Silvennoinen-Kassinen S, Karttunen R, Tiilikainen A, Huttunen K
Nephron. 1987;46(3):243-6. doi: 10.1159/000184362.
We studied the effect of an immuno-stimulating agent, isoprinosine, which is being marketed as an antiviral drug, on some immune functions in vitro in 14 uremic patients treated by hemodialysis and in 10 healthy controls. PHA and PPD induced stimulations of DNA synthesis and interleukin-2 (Il-2) production and NK cell activity were measured from peripheral blood mononuclear cells cultured with and without isoprinosine. PHA responses were enhanced by isoprinosine (100 micrograms/ml) both in the patient group (p less than 0.001) and in the control group (p less than 0.05) but PPD responses in neither. The enhancement of PHA responses was not due to an increased production of Il-2(T-cell growth factor). Isoprinosine augmented NK activity in those patients whose NK activity was initially low. No enhancement could be seen in the controls or in those patients whose NK activity was comparable to that of the controls. Our results motivate a clinical study with isoprinosine in uremic patients at the risk of virus infection.

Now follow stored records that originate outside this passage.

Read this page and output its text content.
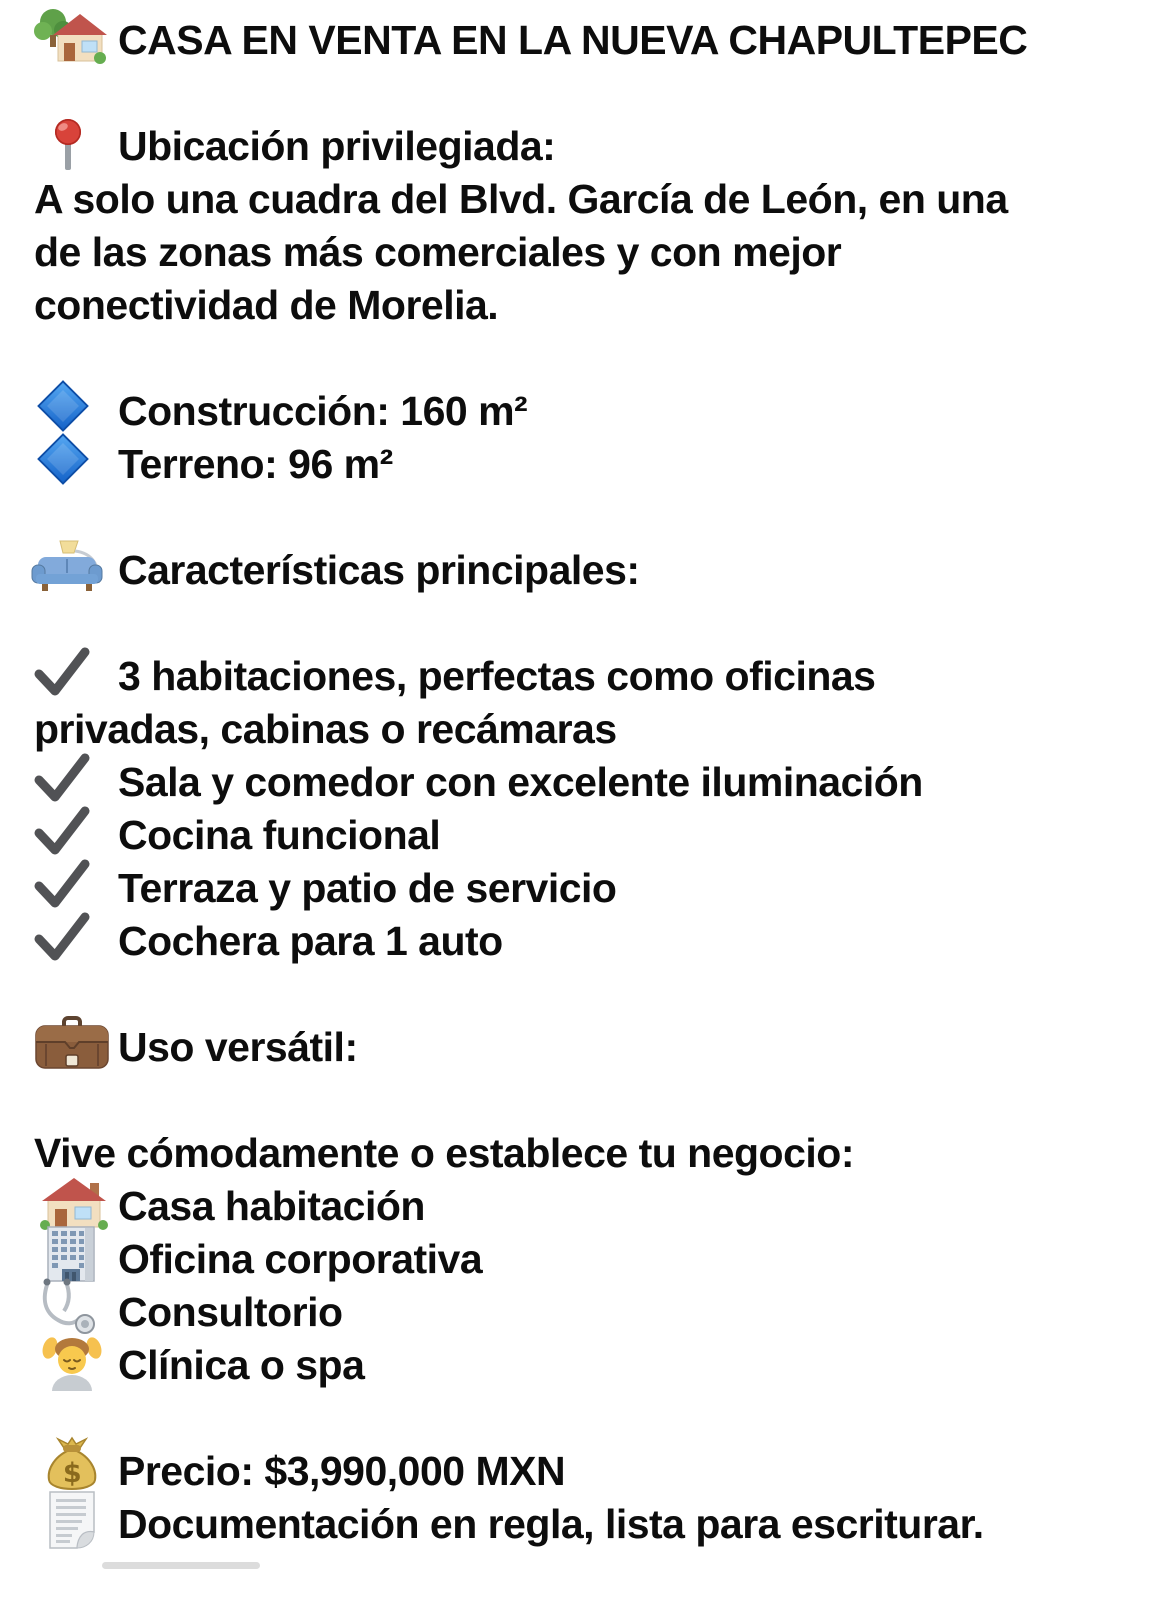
CASA EN VENTA EN LA NUEVA CHAPULTEPEC

Ubicación privilegiada:

A solo una cuadra del Blvd. García de León, en una

de las zonas más comerciales y con mejor

conectividad de Morelia.

Construcción: 160 m²

Terreno: 96 m²

Características principales:

3 habitaciones, perfectas como oficinas

privadas, cabinas o recámaras

Sala y comedor con excelente iluminación

Cocina funcional

Terraza y patio de servicio

Cochera para 1 auto

Uso versátil:

Vive cómodamente o establece tu negocio:

Casa habitación

Oficina corporativa

Consultorio

Clínica o spa

$ Precio: $3,990,000 MXN

Documentación en regla, lista para escriturar.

我们研究了一种免疫刺激剂异丙肌苷(现作为抗病毒药物销售)对14例接受血液透析治疗的尿毒症患者及10名健康对照者某些体外免疫功能的影响。通过在添加和不添加异丙肌苷的情况下培养外周血单个核细胞,测定了PHA和PPD诱导的DNA合成刺激、白细胞介素-2(Il-2)产生及NK细胞活性。在患者组(p<0.001)和对照组(p<0.05)中,异丙肌苷(100微克/毫升)均增强了PHA反应,但对PPD反应均无增强作用。PHA反应的增强并非由于Il-2(T细胞生长因子)产生增加。异丙肌苷增强了那些NK活性最初较低的患者的NK活性。在对照组或NK活性与对照组相当的患者中未观察到增强作用。我们的结果促使开展一项针对有病毒感染风险的尿毒症患者使用异丙肌苷的临床研究。